The news of the change wasn’t a complete surprise to anyone in Seal Beach. “I know a lot of businesses are very frustrated that we’ve gone back to purple,” said Rob Jahncke, president of the Seal Beach Chamber of Commerce and owner of Javatinis Espresso.
Police Chief Phil Gonshak warned the council last week that Orange County might go back to the purple tier this week.
“But last week I saw that all of our surrounding counties were purple and we were still red and I kind of saw it coming,” said Jahncke during a Nov. 17 phone interview.
“My heart goes out to Walt’s [Wharf] because they just opened up,” he said.
“They’re going to have to adjust and get their outdoor seating up,” he said.
The iconic Walt’s Wharf restaurant reopened late last week. On Tuesday, employees were observed setting up tables and chairs in the Walt’s parklet facing Main Street. However, later in the afternoon the tables and chairs were gone; the restaurant was dark.
“The one light at the end of the tunnel is that there’s a vaccine coming out,” Jahncke said.
District One Councilman Joe Kalmick, whose district includes Main Street’s business area, said, “Thank goodness we’ve established the parklets so the restaurants can at least still be in operation, as difficult as it’s going to be having lost the ability to serve anyone inside.”
He expressed hope that the Seal Beach community, and other Orange County communities, would work toward wearing masks and social distancing so that the county can get back to red.
OC Supervisor and Congresswoman-elect Michelle Steel did not agree with the governor’s decision.
“Today’s unilateral move by Governor Newsom is troubling and harmful to Orange County families who need to put food on the table, to small businesses struggling to stay open, and to the mental health of our community. These actions continue to erode trust in government. While rates of depression and other mental health issues continue to rise due to these shutdowns, Orange County’s hospital capacity is solid, and our positivity rate is still in the Orange Tier. I have strongly advocated for a regional approach with greater local control to allow our dedicated local health agencies to work together with the local medical community and develop plans to fight the virus. Instead of combatting COVID-19 in a thoughtful manner, this one-size fits-all approach threatens the livelihoods of our residents,” Steel said in a statement issued Monday.

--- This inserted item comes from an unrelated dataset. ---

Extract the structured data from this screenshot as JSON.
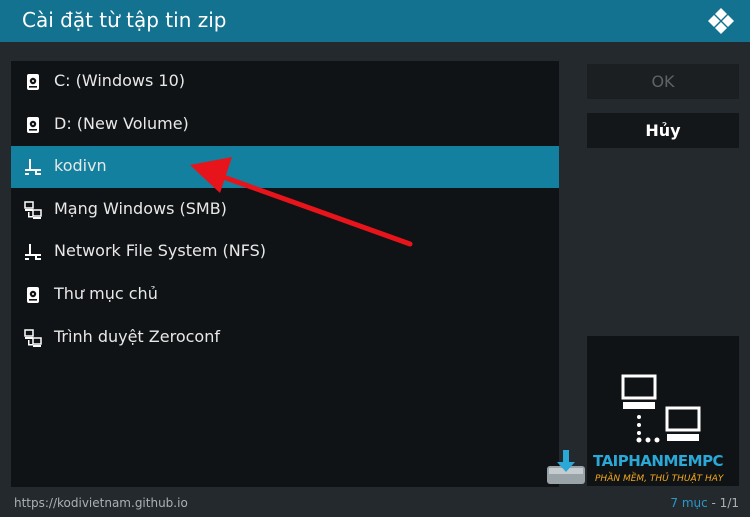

The Orange County Business Council advised businesses that “Shopping centers must reduce capacity to 25 percent and restaurants cannot offer indoor service.”
The covid19.ca.gov/safer-economy website said that grocery stores in counties in the purple tier may open “with modifications” at a maximum 50% capacity.
The state website also reports that places of worship in purple tier counties may open only for outdoor worship.
The Business Council also reported: “People arriving in California from other states or countries should self-quarantine for 14 days after arrival and all residents are encouraged to avoid nonessential travel outside their region.”
According to the Orange County Operational Area Emergency Operations Center, schools that have not yet reopened will have to remain online.
Even though the Purple Tier designation imposes restrictions on businesses and various social activities, it does not affect the instructional program in the Los Alamitos Unified School District. According to California Department of Public Health guidelines, schools such as LAUSD that have already resumed in-person instruction can remain open with necessary precautions already in place. It is important to keep in mind that this guidance could be subject to change, said District Supt. Dr. Andrew Pulver.
The county and the state continue to tell the public that they must keep 6 feet away from one another and avoid crowds.
The state is also tightening face covering guidelines, according to a statement from the Governor’s Office.
David N. Young contributed to this story.